Brian Mauersberger, “Tracking Employment-Based Health Benefits in Changing Times,” Compensation and Working Conditions Online, January 27, 2012. U.S. Bureau of Labor Statistics. Accessed 07/31/12 http://www.bls.gov/opub/cwc/print/cm20120125ar01p1.htm.

 

Weakness in Construction and Professional/Business Services holds down compensation increases

If one is looking for work where compensation is on a stronger upward path than the average, education and health services, along with trade, transporation and utilities, may be current contenders. (Chart 4). Although, this is a bit like finding the strongest among a very weak field.

Chart 4

Trends of 12-month percent change in ECI of wages/salaries, categories by industry groups.
Grey shading shows official dates of recessionary periods.
Data source: BLS (ECI Historical Listing, July 31, 2012)
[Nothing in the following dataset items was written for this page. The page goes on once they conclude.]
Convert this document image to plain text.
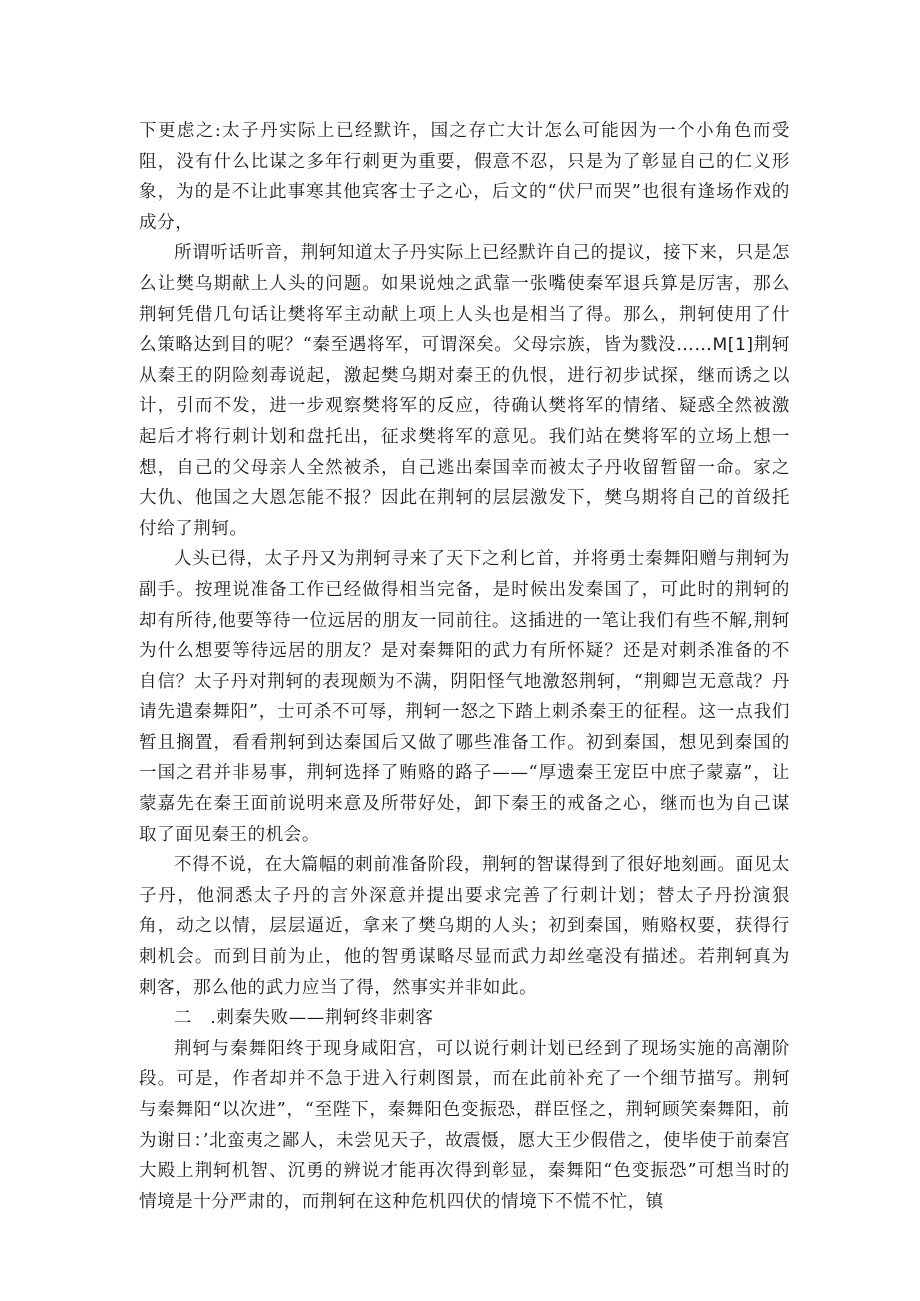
下更虑之:太子丹实际上已经默许，国之存亡大计怎么可能因为一个小角色而受阻，没有什么比谋之多年行刺更为重要，假意不忍，只是为了彰显自己的仁义形象，为的是不让此事寒其他宾客士子之心，后文的“伏尸而哭”也很有逢场作戏的成分，

所谓听话听音，荆轲知道太子丹实际上已经默许自己的提议，接下来，只是怎么让樊乌期献上人头的问题。如果说烛之武靠一张嘴使秦军退兵算是厉害，那么荆轲凭借几句话让樊将军主动献上项上人头也是相当了得。那么，荆轲使用了什么策略达到目的呢？“秦至遇将军，可谓深矣。父母宗族，皆为戮没……M[1]荆轲从秦王的阴险刻毒说起，激起樊乌期对秦王的仇恨，进行初步试探，继而诱之以计，引而不发，进一步观察樊将军的反应，待确认樊将军的情绪、疑惑全然被激起后才将行刺计划和盘托出，征求樊将军的意见。我们站在樊将军的立场上想一想，自己的父母亲人全然被杀，自己逃出秦国幸而被太子丹收留暂留一命。家之大仇、他国之大恩怎能不报？因此在荆轲的层层激发下，樊乌期将自己的首级托付给了荆轲。

人头已得，太子丹又为荆轲寻来了天下之利匕首，并将勇士秦舞阳赠与荆轲为副手。按理说准备工作已经做得相当完备，是时候出发秦国了，可此时的荆轲的却有所待,他要等待一位远居的朋友一同前往。这插进的一笔让我们有些不解,荆轲为什么想要等待远居的朋友？是对秦舞阳的武力有所怀疑？还是对刺杀准备的不自信？太子丹对荆轲的表现颇为不满，阴阳怪气地激怒荆轲，“荆卿岂无意哉？丹请先遣秦舞阳”，士可杀不可辱，荆轲一怒之下踏上刺杀秦王的征程。这一点我们暂且搁置，看看荆轲到达秦国后又做了哪些准备工作。初到秦国，想见到秦国的一国之君并非易事，荆轲选择了贿赂的路子——“厚遗秦王宠臣中庶子蒙嘉”，让蒙嘉先在秦王面前说明来意及所带好处，卸下秦王的戒备之心，继而也为自己谋取了面见秦王的机会。

不得不说，在大篇幅的刺前准备阶段，荆轲的智谋得到了很好地刻画。面见太子丹，他洞悉太子丹的言外深意并提出要求完善了行刺计划；替太子丹扮演狠角，动之以情，层层逼近，拿来了樊乌期的人头；初到秦国，贿赂权要，获得行刺机会。而到目前为止，他的智勇谋略尽显而武力却丝毫没有描述。若荆轲真为刺客，那么他的武力应当了得，然事实并非如此。

二　.刺秦失败——荆轲终非刺客

荆轲与秦舞阳终于现身咸阳宫，可以说行刺计划已经到了现场实施的高潮阶段。可是，作者却并不急于进入行刺图景，而在此前补充了一个细节描写。荆轲与秦舞阳“以次进”，“至陛下，秦舞阳色变振恐，群臣怪之，荆轲顾笑秦舞阳，前为谢日：’北蛮夷之鄙人，未尝见天子，故震慑，愿大王少假借之，使毕使于前秦宫大殿上荆轲机智、沉勇的辨说才能再次得到彰显，秦舞阳“色变振恐”可想当时的情境是十分严肃的，而荆轲在这种危机四伏的情境下不慌不忙，镇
In state and local government, compensation increases convergence with the private sector and employee benefit costs begin acceleration...again

Compensation for employees in state and local governments may also be through the worst of the recent recession-triggered storm, or at least seeing a break in the clouds. The 12-month ECI for state and local governments again ticked up slightly this quarter to 1.6 percent. (Chart 5). In contrast, the private sector ECI experienced another decline, dropping to 1.8 percent. The government sector’s employment costs appear to be rebounding slightly, albeit from the historically low level registered at the close of 2011 and remaining below that of the private sector. 
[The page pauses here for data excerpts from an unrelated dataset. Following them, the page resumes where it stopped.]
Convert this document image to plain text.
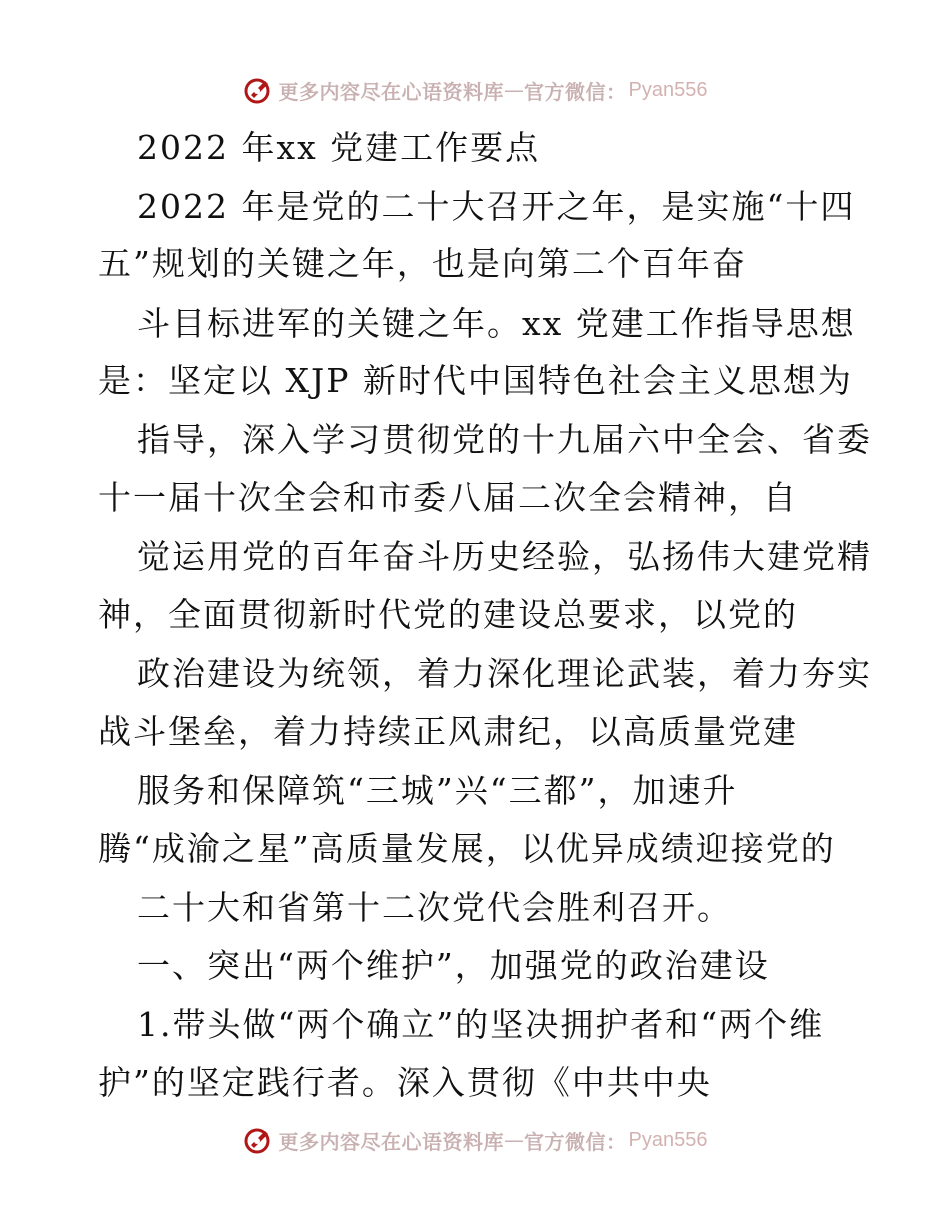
更多内容尽在心语资料库 — 官方微信： Pyan556
2022 年xx 党建工作要点
2022 年是党的二十大召开之年，是实施“十四
五”规划的关键之年，也是向第二个百年奋
斗目标进军的关键之年。xx 党建工作指导思想
是：坚定以 XJP 新时代中国特色社会主义思想为
指导，深入学习贯彻党的十九届六中全会、省委
十一届十次全会和市委八届二次全会精神，自
觉运用党的百年奋斗历史经验，弘扬伟大建党精
神，全面贯彻新时代党的建设总要求，以党的
政治建设为统领，着力深化理论武装，着力夯实
战斗堡垒，着力持续正风肃纪，以高质量党建
服务和保障筑“三城”兴“三都”，加速升
腾“成渝之星”高质量发展，以优异成绩迎接党的
二十大和省第十二次党代会胜利召开。
一、突出“两个维护”，加强党的政治建设
1.带头做“两个确立”的坚决拥护者和“两个维
护”的坚定践行者。深入贯彻《中共中央
更多内容尽在心语资料库 — 官方微信： Pyan556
The employment costs of benefits for state and local governments appear to have cycled into a third round of acceleration since the end of 2008. (Chart 6). The gentler downward trending that began in 2008 continues, but the government sector ECI for benefits has exhibited a bit of a roller coaster pattern over the past four years.

Chart 5

Bar charts of ECI of total compensation in both the private and public sectors. The growth rate in the private sector decreases to 1.8 percent, and that of the public sector increases to 1.6 percent.

Chart 6 

Trends of 12-month percent change in ECI of both wages/salaries and total benefits for the public sector. The growth rate in total benefits increases to 2.7 percent.
Grey shading shows official dates of recessionary periods.